Di Kota Makassar, kita jumpai pengayuh atau penarik atau tukang becak sering menanti penumpang di pinggir jalan utama. Adapun pemilik becak, biasanya dimiliki oleh kelas masyarakat mampu dengan sistem sewa harian oleh para pengayuh/penarik becak. Relasi patron-klien kental di sini.

Tetapi sejak tahun 2004 becak di Kota Makassar mulai tersingkir. Moda transportasi roda tiga ini tersingkir oleh kelahiran “adik tirinya” sendiri yang dikenal dengan nama “Bentor” (becak motor), sebuah kendaraan beroda tiga menyerupai becak, hasil modifikasi motor bekas dengan becak. Ada yang bilang, evolusi becak ke bentor ide awalnya berasal dari Kota Gorontalo. Namun menumpangi bentor tentu saja tarifnya tak semurah becak, sebab Bentor menggunakan bahan bakar minyak. Dan, tentu pula Bentor tak ramah lingkungan dan tak ramah Polantas.

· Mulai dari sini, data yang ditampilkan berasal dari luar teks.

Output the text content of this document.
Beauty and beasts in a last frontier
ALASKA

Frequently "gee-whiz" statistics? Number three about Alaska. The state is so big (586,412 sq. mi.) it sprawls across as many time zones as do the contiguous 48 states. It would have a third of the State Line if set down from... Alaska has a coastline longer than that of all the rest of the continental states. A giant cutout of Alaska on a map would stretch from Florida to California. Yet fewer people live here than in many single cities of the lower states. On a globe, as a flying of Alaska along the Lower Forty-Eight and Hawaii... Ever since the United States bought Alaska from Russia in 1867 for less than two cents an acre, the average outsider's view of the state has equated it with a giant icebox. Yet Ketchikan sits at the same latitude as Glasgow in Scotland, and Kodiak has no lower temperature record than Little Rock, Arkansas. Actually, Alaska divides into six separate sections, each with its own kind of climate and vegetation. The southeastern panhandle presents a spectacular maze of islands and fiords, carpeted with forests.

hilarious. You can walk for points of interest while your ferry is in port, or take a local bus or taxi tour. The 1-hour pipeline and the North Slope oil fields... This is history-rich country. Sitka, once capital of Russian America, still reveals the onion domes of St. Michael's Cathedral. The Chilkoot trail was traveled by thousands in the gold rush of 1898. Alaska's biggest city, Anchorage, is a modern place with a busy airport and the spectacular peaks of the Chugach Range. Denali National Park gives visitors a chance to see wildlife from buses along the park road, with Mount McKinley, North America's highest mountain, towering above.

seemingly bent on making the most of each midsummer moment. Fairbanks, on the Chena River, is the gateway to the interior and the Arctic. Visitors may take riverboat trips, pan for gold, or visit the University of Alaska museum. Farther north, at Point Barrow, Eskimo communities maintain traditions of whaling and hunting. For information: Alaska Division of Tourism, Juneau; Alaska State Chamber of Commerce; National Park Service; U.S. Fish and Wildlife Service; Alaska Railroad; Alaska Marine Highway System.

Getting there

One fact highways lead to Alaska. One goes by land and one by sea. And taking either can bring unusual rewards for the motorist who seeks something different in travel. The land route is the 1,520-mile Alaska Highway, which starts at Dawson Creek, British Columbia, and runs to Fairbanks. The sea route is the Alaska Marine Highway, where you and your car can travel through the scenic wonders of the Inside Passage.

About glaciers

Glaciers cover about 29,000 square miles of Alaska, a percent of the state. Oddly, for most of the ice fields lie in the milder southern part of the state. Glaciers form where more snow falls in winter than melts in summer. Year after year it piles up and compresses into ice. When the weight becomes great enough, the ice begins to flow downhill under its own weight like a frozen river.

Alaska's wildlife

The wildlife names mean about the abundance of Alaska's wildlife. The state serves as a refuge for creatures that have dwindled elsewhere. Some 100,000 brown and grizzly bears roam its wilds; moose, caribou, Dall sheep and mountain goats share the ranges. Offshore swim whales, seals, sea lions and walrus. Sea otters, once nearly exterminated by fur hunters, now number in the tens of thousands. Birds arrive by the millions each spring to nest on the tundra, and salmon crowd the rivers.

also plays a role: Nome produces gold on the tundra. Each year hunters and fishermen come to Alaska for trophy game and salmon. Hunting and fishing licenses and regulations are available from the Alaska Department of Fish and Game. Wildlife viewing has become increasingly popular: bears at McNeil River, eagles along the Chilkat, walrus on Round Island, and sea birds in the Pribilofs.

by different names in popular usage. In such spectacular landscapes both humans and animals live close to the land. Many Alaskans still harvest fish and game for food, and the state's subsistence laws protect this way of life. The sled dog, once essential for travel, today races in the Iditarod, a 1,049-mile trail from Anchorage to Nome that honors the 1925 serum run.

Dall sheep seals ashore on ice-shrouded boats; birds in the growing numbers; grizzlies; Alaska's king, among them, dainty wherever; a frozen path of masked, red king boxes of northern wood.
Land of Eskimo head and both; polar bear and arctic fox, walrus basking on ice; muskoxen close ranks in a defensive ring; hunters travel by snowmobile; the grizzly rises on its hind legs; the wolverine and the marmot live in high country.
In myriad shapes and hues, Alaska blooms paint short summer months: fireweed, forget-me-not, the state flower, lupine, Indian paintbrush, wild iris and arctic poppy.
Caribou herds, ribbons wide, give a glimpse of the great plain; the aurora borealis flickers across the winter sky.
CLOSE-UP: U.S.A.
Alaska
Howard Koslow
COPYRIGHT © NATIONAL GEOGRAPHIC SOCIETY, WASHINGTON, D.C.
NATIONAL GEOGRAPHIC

Tetapi Bentor terlanjur tumbuh walau dengan menggunakan motor bekas. Kemudian sekitar tahun 2004 Bentor dengan motor baru mulai bertumbuh. Kondisi ini juga dipengaruhi oleh semakin bertumbuhnya perusahaan pembiayaan kepemilikan kendaraan motor dengan diskon dan layanan kemudahan lainnya.

Sejumlah perusahaan pembiayaan berlomba memberi kemudahan pada publik untuk transaksi kredit motor. Di era inilah, pembiayaan kredit kendaraan tumbuh bak cendawan di musim hujan. Motor misalnya, dapat dimiliki hanya dengan menyetor Rp500 ribu uang panjar dengan syarat administrasi yang mudah pula. Cukup dengan fotokopi KTP, kartu keluarga, dan rekening pembayaran listrik. Maka semakin masiflah pertumbuhan bentor, dan kian hari becak semakin langka.

Walau begitu, becak tak mesti “dibuang” begitu saja. Becak tak harus dilupakan begitu saja, sebab ia adalah bagian dari masa lalu Kota Makassar. Dengan kata lain, becak merupakan salah satu bagian dari sejarah Kota Makassar yang megah ini. Lantas, bagaimana riwayat roda tiga ini?

Asal Muasal

Becak punya cerita, becak punya kisah sejarah yang panjang. Mulai sejarah ekonomi, sosial, politik, urbanisasi, hingga sejarah tentang kemiskinan di kota ini.

Barangkali karena terabaikannya komunitas becak dalam historiografi di Indonesia membuat naskah tentang asal muasal becak secara umum sangat terbatas. Erwiza Erman dalam artikelnya “Kehidupan dan Politik Penarik Becak di Jakarta (1930–1960)” (Buku Obor–KITLV Jakarta, 2013) menyebut sejumlah sumber sejarah yang terbatas itu bertema becak, di antaranya: Sartono Kartodirdjo memulai studi latar belakang sosial-ekonomi tukang becak pada tahun 1970-an (1981). Ada pula Prof. Dr. Sry Edi Ahimsa yang menganalisis etnografi tiga keluarga tukang becak di Yogyakarta (1977a, 1977b, dan 1978). Studi kontemporer tentang penarik/tukang becak lahir dari karya Heru Winarno (1997), Verdi Yusuf (1992), Kamala (1994), Azuma (2001), dan Paul Koetsier (1989).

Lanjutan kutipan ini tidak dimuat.